NC State’s Alim McNeill did the dirty work of playing the 0-technique nose tackle in the Wolfpack’s 3-man front. McNeill is good at his job, but how highly will the NFL value a run-stuffing nose tackle?
Prospect: Alim McNeill
Games Watched: vs. Liberty (2020), vs. Miami (2020), vs. North Carolina (2020)
Games Played: 32
Tackles For a loss: 17.5
Forced Fumbles: 2
Passes Defensed: 5
Games Played: 11
Tackles For a loss: 4.5
Forced Fumbles: 1
Passes Defensed: 0
Best: Strength, leverage, run defense
Worst: Agility, athleticism, pass rush
Projection: Rotational nose tackle in a 3-4 front.
North Carolina State nose tackle Alim McNeill is a stocky, powerful player with the strength, leverage, and toughness to hold up in the middle of an NFL defense.
McNeill’s thick, squat frame brings natural leverage to the nose tackle position which he maximizes by settling into a low stance and playing with good initial pad level. McNeil also shows good initial quickness, reacting well to the snap and getting his hands on the opposing center quickly. He generally plays with a good base, as well as fitting his hands inside the center’s framework. McNeill has excellent grip strength and play strength, which he uses to control blockers throughout the play. He also uses his hands well to defeat cutblocks, keeping his feet and staying in the play.
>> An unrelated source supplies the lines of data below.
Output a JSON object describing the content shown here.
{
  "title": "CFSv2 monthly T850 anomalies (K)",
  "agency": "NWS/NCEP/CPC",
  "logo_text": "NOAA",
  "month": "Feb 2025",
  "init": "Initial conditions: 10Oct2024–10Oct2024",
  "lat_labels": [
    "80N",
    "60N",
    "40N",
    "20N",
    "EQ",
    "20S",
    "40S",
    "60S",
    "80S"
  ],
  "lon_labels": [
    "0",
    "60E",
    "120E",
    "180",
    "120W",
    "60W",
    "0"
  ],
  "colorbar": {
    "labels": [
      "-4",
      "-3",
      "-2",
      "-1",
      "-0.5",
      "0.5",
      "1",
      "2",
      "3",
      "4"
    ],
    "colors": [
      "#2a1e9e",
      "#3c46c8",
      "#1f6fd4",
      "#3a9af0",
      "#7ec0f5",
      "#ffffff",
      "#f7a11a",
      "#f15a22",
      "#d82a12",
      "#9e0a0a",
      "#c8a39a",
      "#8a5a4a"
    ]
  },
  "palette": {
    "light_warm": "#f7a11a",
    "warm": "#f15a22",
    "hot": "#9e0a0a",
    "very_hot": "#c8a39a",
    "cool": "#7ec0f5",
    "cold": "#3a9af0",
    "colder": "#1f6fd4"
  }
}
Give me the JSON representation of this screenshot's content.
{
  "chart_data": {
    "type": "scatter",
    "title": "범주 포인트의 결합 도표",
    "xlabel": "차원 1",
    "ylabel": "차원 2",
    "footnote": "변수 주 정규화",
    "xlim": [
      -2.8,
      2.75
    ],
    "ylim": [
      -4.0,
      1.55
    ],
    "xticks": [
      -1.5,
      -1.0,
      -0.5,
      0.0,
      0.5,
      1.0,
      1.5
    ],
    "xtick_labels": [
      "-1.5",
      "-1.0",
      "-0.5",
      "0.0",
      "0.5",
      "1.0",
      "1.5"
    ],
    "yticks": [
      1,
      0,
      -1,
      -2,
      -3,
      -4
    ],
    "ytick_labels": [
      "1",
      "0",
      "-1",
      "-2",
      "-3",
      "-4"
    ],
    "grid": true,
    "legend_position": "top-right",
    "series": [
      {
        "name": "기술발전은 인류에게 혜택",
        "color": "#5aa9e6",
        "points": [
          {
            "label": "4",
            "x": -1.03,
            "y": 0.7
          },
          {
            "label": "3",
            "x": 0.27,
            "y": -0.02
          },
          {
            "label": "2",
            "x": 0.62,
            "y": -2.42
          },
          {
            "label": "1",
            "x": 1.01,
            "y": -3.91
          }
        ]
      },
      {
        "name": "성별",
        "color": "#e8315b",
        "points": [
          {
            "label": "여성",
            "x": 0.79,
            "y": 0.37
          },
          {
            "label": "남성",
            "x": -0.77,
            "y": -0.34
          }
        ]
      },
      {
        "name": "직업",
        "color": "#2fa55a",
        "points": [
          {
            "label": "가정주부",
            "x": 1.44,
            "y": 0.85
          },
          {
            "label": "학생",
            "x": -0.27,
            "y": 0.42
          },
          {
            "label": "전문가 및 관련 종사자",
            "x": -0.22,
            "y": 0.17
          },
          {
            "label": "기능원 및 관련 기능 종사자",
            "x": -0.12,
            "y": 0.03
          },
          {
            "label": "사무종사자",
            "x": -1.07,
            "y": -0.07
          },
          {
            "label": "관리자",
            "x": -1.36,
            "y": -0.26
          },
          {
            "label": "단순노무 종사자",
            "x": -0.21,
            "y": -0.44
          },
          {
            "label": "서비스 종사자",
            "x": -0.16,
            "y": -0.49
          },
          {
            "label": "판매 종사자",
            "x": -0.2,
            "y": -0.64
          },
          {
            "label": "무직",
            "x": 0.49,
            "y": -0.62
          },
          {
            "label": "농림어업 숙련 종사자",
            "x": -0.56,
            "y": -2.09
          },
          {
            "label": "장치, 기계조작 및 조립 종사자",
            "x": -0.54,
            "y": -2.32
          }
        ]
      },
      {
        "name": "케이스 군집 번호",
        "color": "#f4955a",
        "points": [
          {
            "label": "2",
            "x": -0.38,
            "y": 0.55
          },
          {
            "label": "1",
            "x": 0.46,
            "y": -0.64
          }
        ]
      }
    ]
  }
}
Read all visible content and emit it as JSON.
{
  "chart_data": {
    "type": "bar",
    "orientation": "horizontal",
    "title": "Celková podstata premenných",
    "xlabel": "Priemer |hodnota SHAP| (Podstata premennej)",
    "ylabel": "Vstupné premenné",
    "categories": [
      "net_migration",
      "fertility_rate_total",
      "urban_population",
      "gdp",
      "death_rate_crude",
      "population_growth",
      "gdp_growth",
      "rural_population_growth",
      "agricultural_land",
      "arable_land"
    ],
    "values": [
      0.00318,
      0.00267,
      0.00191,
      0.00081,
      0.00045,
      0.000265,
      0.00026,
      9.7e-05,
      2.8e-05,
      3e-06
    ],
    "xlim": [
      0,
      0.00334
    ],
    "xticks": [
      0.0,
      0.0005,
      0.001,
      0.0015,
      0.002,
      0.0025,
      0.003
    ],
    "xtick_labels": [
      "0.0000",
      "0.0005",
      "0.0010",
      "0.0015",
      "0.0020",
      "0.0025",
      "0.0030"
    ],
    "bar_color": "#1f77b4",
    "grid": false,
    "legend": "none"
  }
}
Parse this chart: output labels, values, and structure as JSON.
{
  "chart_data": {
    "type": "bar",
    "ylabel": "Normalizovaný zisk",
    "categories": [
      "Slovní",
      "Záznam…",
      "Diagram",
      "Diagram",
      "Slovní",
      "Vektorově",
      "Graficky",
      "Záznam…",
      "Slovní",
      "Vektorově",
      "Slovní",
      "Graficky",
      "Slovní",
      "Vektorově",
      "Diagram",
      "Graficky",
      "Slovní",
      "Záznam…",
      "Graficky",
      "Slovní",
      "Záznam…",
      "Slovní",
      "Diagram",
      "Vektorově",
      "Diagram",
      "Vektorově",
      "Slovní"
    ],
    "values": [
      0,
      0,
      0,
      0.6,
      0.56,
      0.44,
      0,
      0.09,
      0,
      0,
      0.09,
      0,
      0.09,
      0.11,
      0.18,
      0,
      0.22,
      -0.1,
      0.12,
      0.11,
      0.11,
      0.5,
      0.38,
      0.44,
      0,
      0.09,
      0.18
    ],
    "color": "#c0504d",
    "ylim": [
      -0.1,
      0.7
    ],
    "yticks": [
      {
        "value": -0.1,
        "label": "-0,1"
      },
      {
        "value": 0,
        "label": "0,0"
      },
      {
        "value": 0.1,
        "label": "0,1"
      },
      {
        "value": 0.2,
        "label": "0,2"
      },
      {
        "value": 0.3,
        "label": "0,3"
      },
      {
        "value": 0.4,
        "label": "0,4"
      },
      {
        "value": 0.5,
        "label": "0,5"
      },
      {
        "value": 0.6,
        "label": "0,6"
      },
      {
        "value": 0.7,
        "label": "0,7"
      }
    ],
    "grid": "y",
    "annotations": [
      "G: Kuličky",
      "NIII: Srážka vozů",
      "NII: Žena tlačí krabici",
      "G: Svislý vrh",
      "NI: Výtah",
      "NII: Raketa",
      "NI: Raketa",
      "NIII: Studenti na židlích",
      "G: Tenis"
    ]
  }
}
McNeill shows great competitive toughness when in pursuit. Despite being a bigger player, he shows good hustle, pursuing the play through the echo of the whistle.
While McNeill is a stout run defender, he offers little upside as a pass rusher. He relies on a push-pull or rip move (occasionally stringing them together), but can struggle to beat blocks quickly when playing a center who is ready for them. McNeill lacks lateral agility and labors to change directions. Likewise, he lacks quickness outside of his initial move off the stance to engage with the center. He can also find his balance compromised when asked to play laterally.
McNeill can also be prone to biting hard on misdirection, either slowing him down or taking him out of the play completely.
Overall Grade: 5.9 - This prospect has a high floor but is held back by limited athletic potential and limited upside on passing downs
McNeill projects best as a nose tackle used on running downs. He could be a starter in the NFL, but it would likely be in name only, as he would almost certainly be one of the first players taken off the field in a nickel package or passing situation.
McNeill would probably be at his best in a similar position as he played at NC State, as a two-gapping nose tackle in the middle of a TITE front. That would allow him to use his size and strength to clog interior running lanes while also limiting the amount of lateral movement he would need to do. It is worth noting that the TITE front forms the basis for “Air Raid Killer” defenses, which have proliferated throughout the college ranks for their ability to frustrate significant chunks of popular offensive schemes. We could see similar adjustments made at the NFL level as more teams adopt collegiate offensive concepts.
Ultimately, McNeill’s strength, toughness, motor, and run defense will certainly appeal to old-school coaches. However, it remains to be seen how his limited upside in the passing game will impact his draft stock in an NFL which is increasingly predicated on disrupting the quarterback first.